The Raiders current stadium lease, with Oakland Alameda Coliseum, expires after the 2018-2019 season; however, in November 2018, Raiders owner Mark Davis told ESPN that he would prefer to play next season in Oakland, but he said, “why would I give them $3, $4, $5 million in rent that they’re going to turn around and use to sue me?” Previously, Oakland proposed to build a new stadium to keep the Raiders in Oakland, worth $1.3 billion, $750 million of which would be covered by a mix of public and private funding. However, according to the complaint, “Oakland’s offer did not, and could not, put tens of millions of additional dollars in additional supra-competitive cartel payments in the form of a relocation fee directly into the pockets of each … [NFL team] owner. Only relocating the Raiders [could].”
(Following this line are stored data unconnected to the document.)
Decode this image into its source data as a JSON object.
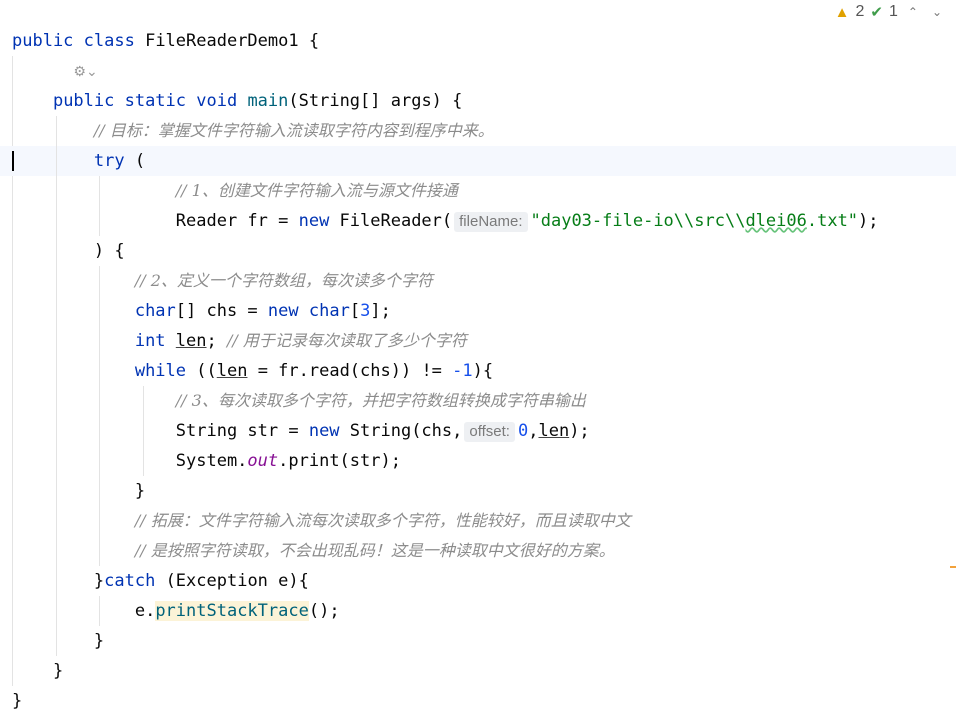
{
  "status": {
    "warnings": "2",
    "checks": "1",
    "warn_icon": "▲",
    "check_icon": "✔",
    "nav_up": "⌃",
    "nav_down": "⌄"
  },
  "code": {
    "l1_kw": "public class",
    "l1_cls": "FileReaderDemo1",
    "l1_brace": "{",
    "gear": "⚙⌄",
    "l3_kw": "public static void",
    "l3_fn": "main",
    "l3_rest": "(String[] args) {",
    "c1": "// 目标：掌握文件字符输入流读取字符内容到程序中来。",
    "try_kw": "try",
    "try_paren": "(",
    "c2": "// 1、创建文件字符输入流与源文件接通",
    "l7_a": "Reader fr = ",
    "l7_new": "new",
    "l7_b": " FileReader(",
    "hint_filename": "fileName:",
    "l7_str1": "\"day03-file-io\\\\src\\\\",
    "l7_str2": "dlei06",
    "l7_str3": ".txt\"",
    "l7_end": ");",
    "l8": ") {",
    "c3": "// 2、定义一个字符数组，每次读多个字符",
    "l10_a": "char",
    "l10_b": "[] chs = ",
    "l10_new": "new",
    "l10_c": "char",
    "l10_d": "[",
    "l10_num": "3",
    "l10_e": "];",
    "l11_kw": "int",
    "l11_var": "len",
    "l11_semi": "; ",
    "c4": "// 用于记录每次读取了多少个字符",
    "l12_kw": "while",
    "l12_a": " ((",
    "l12_var": "len",
    "l12_b": " = fr.read(chs)) != ",
    "l12_num": "-1",
    "l12_c": "){",
    "c5": "// 3、每次读取多个字符，并把字符数组转换成字符串输出",
    "l14_a": "String str = ",
    "l14_new": "new",
    "l14_b": " String(chs,",
    "hint_offset": "offset:",
    "l14_num": "0",
    "l14_comma": ",",
    "l14_var": "len",
    "l14_end": ");",
    "l15_a": "System.",
    "l15_fld": "out",
    "l15_b": ".print(str);",
    "l16": "}",
    "c6": "// 拓展：文件字符输入流每次读取多个字符，性能较好，而且读取中文",
    "c7": "// 是按照字符读取，不会出现乱码！这是一种读取中文很好的方案。",
    "l19_a": "}",
    "l19_kw": "catch",
    "l19_b": " (Exception e){",
    "l20_a": "e.",
    "l20_fn": "printStackTrace",
    "l20_b": "();",
    "l21": "}",
    "l22": "}",
    "l23": "}"
  }
}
The city of Oakland claimed that the Raiders’ move – and the bidding process, which preceded it – violated not only the antitrust laws, but also the NFL’s own relocation policies. According to the complaint, under the NFL’s the relocation policies, “there was simply no justification for a Raiders’ relocation. However, [the NFL and the various NFL teams] openly ignored those policies and approved the Raiders’ relocation, not because of some perceived lack of support by Oakland — or some concern about what Oakland was willing to pay … [for] a new … stadium — but because of the supra-competitive payment [the NFL and the various NFL teams] coerced from Las Vegas.”

The city of Oakland also claimed that move caused the city significant injury, including the lost value of its investment, a stadium with diminished value, and the loss of revenue from the Raiders’ presence in Oakland. “This is not a fair process in a competitive marketplace,” claimed the city, “[i]t is [an] NFL-rigged process that, contrary to the policies, promotes relocations in order to further line the pockets of NFL club owners with millions of dollars paid by their billionaire competitors to the sole detriment of host cities that are unwilling or unable to pay.”

Pursuant to the complaint, the city of Oakland is seeking damages it claims were ill-gotten gains resulting from the NFL and the various NFL teams “unlawful, unjust, and inequitable conduct.”